Firms are not required to bill the client at the cost to them for the contract attorney’s time. They may bill at an “attorney’s rate,” a standard flat rate, or any rate that is established in the engagement agreement and is acceptable to the client. The rate can be high enough to cover “overhead” expenses of the firm’s own staff, such as secretarial help, paralegals, word processors, etc.
Such an arrangement can carry the perils and pitfalls of “fee splitting” and thus be covered under the Code of Professional Conduct. Model Rule 1.5 declares that fee-splitting is acceptable if both lawyers involved contribute something of value, the client agrees in writing, and the total fee is reasonable.
That is distinctly different from outsourcing a service like photocopying. In the contract lawyer arrangement, the outsourcing attorney contributes (presumably) oversight of the outsourced legal work and interface with the client on how that legal work is applied.

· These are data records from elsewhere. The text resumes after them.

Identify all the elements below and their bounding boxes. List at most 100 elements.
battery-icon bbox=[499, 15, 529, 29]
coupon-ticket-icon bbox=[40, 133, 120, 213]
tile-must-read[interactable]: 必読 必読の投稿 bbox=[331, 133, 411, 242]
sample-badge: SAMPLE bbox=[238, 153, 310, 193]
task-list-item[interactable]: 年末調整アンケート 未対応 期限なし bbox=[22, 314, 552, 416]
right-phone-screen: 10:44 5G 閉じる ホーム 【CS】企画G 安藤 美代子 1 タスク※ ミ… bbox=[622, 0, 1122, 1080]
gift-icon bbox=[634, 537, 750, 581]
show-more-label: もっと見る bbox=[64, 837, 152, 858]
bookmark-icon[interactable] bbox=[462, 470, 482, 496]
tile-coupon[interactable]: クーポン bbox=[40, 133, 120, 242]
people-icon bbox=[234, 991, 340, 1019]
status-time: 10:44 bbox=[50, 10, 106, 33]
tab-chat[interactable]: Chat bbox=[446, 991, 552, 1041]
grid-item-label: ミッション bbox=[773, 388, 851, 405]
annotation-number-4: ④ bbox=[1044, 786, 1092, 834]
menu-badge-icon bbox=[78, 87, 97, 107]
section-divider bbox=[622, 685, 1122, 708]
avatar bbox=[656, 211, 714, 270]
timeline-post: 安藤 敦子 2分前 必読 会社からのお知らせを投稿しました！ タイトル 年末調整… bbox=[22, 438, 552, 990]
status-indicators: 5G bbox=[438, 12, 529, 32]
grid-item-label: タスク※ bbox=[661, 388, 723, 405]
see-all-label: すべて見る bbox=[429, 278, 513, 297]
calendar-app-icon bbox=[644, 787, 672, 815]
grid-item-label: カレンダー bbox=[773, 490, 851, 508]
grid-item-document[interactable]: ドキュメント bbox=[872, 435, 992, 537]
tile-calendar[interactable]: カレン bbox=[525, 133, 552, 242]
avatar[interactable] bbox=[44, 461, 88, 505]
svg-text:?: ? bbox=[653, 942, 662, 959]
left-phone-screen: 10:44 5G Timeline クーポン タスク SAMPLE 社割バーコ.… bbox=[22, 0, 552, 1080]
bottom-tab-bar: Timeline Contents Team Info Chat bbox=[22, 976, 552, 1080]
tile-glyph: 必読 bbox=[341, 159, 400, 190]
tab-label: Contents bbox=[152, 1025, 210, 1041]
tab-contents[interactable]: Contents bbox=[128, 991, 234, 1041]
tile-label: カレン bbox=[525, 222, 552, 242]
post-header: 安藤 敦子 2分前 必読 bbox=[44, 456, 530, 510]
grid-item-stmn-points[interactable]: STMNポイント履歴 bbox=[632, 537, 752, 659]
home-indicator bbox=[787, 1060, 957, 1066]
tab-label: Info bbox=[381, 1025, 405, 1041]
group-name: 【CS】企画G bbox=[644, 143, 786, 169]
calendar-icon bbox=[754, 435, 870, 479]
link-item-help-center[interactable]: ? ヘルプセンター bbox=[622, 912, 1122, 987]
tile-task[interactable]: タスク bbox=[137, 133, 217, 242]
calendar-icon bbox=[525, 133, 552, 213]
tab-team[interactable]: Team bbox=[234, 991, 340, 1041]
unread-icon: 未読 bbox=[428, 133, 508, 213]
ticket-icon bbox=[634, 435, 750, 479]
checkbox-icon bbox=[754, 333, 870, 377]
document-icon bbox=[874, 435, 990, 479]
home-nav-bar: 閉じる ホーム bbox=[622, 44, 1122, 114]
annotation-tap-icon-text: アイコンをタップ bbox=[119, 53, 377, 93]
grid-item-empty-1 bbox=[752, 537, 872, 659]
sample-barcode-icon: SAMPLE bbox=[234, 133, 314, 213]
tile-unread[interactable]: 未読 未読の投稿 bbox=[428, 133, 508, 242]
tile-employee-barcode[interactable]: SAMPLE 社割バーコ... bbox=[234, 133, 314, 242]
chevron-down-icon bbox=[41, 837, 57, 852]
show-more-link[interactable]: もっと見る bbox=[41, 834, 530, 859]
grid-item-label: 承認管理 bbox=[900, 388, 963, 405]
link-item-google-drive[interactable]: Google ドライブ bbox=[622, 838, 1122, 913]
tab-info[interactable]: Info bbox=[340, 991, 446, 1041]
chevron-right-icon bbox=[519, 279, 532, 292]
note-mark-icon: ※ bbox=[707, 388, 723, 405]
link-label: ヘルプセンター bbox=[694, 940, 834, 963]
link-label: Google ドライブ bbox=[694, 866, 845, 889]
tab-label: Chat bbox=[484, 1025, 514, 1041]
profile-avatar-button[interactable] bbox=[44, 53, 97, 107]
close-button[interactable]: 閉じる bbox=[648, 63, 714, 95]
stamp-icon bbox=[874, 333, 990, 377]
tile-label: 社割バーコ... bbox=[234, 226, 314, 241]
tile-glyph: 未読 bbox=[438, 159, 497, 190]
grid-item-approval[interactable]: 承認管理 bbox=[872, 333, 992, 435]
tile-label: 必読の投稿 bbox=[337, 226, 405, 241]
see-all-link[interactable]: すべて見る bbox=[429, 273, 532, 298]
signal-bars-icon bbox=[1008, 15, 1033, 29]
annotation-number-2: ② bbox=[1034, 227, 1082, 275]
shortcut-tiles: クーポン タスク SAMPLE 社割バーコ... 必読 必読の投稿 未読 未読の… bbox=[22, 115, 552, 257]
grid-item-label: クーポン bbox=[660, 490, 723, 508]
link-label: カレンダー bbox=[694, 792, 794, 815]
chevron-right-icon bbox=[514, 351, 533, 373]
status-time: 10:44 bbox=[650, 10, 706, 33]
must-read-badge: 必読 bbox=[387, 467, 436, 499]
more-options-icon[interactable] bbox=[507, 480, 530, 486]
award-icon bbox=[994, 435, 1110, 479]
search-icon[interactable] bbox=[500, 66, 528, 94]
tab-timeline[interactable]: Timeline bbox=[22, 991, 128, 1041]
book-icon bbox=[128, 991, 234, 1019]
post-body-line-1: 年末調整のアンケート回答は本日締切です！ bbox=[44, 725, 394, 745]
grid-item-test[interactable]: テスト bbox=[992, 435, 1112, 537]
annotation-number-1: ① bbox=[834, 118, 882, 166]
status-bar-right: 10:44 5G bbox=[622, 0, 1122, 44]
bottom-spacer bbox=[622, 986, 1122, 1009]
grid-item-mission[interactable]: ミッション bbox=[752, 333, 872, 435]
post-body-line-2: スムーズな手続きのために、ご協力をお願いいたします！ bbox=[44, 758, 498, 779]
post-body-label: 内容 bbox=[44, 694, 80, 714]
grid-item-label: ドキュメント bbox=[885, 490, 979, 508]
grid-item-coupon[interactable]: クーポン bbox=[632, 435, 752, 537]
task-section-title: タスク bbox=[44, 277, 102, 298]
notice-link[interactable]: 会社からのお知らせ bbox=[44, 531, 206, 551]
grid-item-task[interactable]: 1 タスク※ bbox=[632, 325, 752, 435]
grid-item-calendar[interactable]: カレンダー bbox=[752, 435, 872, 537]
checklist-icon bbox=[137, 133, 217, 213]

A second, equally obvious concern can be surprisingly overlooked: The attorneys involved should have their own arrangement in writing. Many courts have ruled that referral or split fees cannot be collected in full if there is not full documentation from either the client or the attorney.
Attorneys who don’t get written confirmation of an outsourcing agreement often have little recourse but to sue. And courts may take a dim view of such lack of self-protection.